I posted some suggestion to improve robustness of shell scripts in https://endorama.dev/2022/making-your-shell-scripts-bulletproof/, but there are a few more that I usually use that I think may be useful, so here is part 2 of it.

Don’t split words on space 

The Internal Field Separator that is used for word splitting after expansion and to split lines into words with the read builtin command. The default value is <space><tab><newline>.

From BASH manual, under SHELL BUILTIN COMMANDS > Shell Variables.

The default value of this variable means BASH split lines on spaces too. Most of the time this is a very confusing behaviour, as we are not used to consider a space a sentence terminator or split point (compared to newline or tab character).

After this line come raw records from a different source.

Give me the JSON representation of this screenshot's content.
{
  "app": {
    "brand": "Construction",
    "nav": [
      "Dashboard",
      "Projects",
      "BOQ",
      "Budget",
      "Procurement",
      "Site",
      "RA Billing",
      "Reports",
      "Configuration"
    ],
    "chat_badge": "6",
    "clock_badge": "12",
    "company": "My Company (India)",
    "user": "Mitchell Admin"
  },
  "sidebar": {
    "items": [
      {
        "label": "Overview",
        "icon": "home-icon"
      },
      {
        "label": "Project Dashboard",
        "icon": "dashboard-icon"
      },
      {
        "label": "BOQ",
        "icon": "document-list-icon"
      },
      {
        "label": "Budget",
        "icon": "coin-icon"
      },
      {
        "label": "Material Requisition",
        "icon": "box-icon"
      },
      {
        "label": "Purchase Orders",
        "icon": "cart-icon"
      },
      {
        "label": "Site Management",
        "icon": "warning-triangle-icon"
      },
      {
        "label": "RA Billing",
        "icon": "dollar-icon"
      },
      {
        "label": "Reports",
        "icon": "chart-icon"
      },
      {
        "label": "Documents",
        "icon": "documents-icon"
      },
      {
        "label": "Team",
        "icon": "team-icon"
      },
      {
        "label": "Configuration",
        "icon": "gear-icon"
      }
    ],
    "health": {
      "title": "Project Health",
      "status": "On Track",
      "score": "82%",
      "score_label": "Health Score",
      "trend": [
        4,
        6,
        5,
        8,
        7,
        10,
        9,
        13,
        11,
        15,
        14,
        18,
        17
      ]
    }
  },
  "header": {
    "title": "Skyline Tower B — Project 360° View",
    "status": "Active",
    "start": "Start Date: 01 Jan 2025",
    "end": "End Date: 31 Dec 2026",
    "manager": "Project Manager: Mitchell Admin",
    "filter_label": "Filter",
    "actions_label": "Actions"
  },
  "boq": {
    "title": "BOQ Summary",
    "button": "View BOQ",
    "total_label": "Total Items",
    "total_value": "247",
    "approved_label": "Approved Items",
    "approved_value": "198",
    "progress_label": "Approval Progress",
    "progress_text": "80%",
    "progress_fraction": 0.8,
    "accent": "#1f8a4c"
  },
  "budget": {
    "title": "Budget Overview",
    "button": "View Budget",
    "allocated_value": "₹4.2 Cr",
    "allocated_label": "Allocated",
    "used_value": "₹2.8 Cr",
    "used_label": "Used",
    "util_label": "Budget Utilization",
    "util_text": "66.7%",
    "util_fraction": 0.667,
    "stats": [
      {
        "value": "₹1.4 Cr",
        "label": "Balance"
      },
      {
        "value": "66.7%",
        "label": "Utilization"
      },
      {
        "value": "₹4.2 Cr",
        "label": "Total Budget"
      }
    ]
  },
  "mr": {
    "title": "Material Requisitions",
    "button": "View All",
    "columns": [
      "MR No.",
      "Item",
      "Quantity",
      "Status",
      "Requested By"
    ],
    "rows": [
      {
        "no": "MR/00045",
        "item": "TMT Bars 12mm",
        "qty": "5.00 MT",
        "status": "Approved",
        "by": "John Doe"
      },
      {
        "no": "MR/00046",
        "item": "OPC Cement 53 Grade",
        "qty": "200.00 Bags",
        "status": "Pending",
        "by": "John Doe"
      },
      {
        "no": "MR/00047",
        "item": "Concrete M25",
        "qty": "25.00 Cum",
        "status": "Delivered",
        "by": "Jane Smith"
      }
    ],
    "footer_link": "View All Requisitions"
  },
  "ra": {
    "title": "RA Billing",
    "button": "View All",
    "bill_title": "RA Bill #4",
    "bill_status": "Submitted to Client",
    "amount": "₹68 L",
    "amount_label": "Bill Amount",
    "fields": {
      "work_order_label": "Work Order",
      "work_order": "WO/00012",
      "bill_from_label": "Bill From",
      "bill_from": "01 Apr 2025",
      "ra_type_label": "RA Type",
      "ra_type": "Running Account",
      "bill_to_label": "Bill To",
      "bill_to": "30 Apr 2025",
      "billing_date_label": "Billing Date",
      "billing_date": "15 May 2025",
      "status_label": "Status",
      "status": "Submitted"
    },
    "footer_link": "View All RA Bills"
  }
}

To change this to only newlines and tabs use:

IFS=$'\n\t'

99% of the time I never ever noticed the difference in my shell scripts, and if you really need splitting on space you can always prefix your command with IFS=$' '.

You may also want to save the original IFS value and you can do so by:

ORIGINAL_IFS=$IFS
IFS=$'\n\t'

This way you can still use the old IFS value by prefixing commands with IFS=$ORIGINAL_IFS.

Use traps 

….

Use shellcheck 

I don’t think I came across something more beneficial to my shell script writing than Shellcheck. Shellcheck is a static analysis tool for shell scripts (BASH is supported too).

The reason why you must run this is that will help you avoid all those errors you may be unconsciously making right now.

Stop formatting your code 

…manually!. Use shfmt to do it automatically! shfmt is part of a Golang-based shell parser and interpreter, a really cool project.

Test BASH scripts with bats 

Unit testing, in BASH. HELL YEAH! bats is a small framework to do unit testing in BASH (you can actually use it for any command that BASH can run, but let’s stay focused here).